Mr Binley: Thank you very much.

Q110 Chair: Just before I come back to Simon, Garry, can you tell us if the BBPA is working with the ALMR on the benchmark survey?

Garry Mallen: I had better check that. No, there are certainly no meaningful discussions on it. Referring to this national database, I am not sure how much assistance the database would be in terms of the headline rents because, as Phil said earlier and as David has alluded to there, the nature of the pubcos is that there are so many leases out there, with so many different variables concerning their particular deal with that particular lease. The national database for operating costs I think would be extremely helpful, and would limit the ability for some people to manipulate those costs within the rental model. The stronger the database, the bigger the survey, the more realistic the results will be. That is where it would be most helpful.

Q111 Mr Binley: Surely it is not beyond the wit of the pubcos, without too much effort, because they already have a view of what a pub should be worth; they already have that information. The banding can be on three factors. It can be on the type of pub; it can be on the region; and it can be on the money. If you had that down to a reasonably sensible level, that would be immensely helpful to new tenants, wouldn’t it?

Garry Mallen: Yes, it would, and if it includes something like the FMT for various units, then that would also be immensely helpful.

Mr Binley: So it is possible, they could do it, and it would not be that difficult, because most of that information is in place anyway.

Q112 Simon Kirby: Following on from Brian’s point, without that information, if today I leave this room and I go to sign my lease, how can I establish whether the rent that is on offer is reasonable and whether the costs that are contained within the rent and the trade that is implied by the rent are reasonable or not?

Garry Mallen: Get professional advice. You need to get professional advice.

Q113 Simon Kirby: The professional advice will be based on what?

Garry Mallen: Presumably on a RICSqualified surveyor telling you it is an acceptable rent.

Q114 Simon Kirby: Will he try to benchmark that rent?

Garry Mallen: If he uses the guidance properly, then yes.

Q115 Simon Kirby: How will he do that? I am following the logical chain here, because I am saying, without the information available, all is lost, surely.

Garry Mallen: If he is a member of RICS or trained properly to use the RICS guidance, then he would use the guidance to come up with the correct rent.

Q116 Simon Kirby: I am going to demonstrate some ignorance here. The guidance is that benchmarking is an important element or an element-"important" is my word-in the determination of what is a fair rent. If there is no concrete data to work on, then that is an aspiration, isn’t it? It is not an exact science. I am a mathematician; I like exactitude.

Garry Mallen: People can get access to the ALMR survey, and so they can see the costs of running the premises.

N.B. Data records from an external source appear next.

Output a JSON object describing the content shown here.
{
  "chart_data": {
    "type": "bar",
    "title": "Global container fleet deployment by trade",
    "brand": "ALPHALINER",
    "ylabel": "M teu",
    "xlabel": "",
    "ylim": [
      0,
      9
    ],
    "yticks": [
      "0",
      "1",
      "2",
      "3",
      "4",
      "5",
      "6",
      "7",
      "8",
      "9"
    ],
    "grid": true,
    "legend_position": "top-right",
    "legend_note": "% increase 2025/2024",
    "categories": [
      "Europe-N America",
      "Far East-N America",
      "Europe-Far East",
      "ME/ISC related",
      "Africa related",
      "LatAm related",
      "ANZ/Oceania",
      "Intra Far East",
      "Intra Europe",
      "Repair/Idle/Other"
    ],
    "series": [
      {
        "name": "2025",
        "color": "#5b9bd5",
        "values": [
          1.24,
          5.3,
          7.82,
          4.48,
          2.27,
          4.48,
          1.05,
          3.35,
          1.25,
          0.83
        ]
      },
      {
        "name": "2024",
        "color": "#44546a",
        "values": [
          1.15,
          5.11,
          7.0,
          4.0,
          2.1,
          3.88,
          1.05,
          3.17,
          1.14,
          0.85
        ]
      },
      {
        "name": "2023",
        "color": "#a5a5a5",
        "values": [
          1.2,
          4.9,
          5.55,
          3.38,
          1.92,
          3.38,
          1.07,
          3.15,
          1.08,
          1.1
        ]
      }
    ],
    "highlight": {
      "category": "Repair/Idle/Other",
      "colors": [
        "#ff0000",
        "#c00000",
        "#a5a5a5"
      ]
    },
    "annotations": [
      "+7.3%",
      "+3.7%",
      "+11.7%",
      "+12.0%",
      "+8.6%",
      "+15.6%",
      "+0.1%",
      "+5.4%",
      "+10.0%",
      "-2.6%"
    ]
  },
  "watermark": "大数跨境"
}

David Rusholme: Can I add to that? Putting myself in the shoes of the good surveyor giving the advice, he would say he is in the marketplace. He has firsthand knowledge of transactions himself, because he has been involved in transactions. He has firsthand knowledge of rent reviews, because he has undertaken lots of rent reviews and he builds up that knowledge. I take the point that Mr Binley made earlier on about the usefulness of benchmarking to incoming tenants, but there is a distinction to be drawn there. For the surveyor, benchmarking in the survey or the collated information term is one of those small parts of the jigsaw that help build up that picture. There is a whole heap of other reasons why you should bring a surveyor in to give the advice in the first place, because of the market knowledge in a broader sense.

Simon Kirby: Final point, Chair: I did not have Brian’s pleasure of being here in the last session, but I have a worry that we hear the same thing year in, year out, and that that remains an aspiration rather than a commitment. I have listened to what you have said and I take some comfort in it.

Chair: I believe this is the fourth inquiry that the Committee has done on this. I fervently hope that, arising from our conclusions, report and the implementation, it will be the last. Thank you, gentlemen, and I do appreciate your contribution.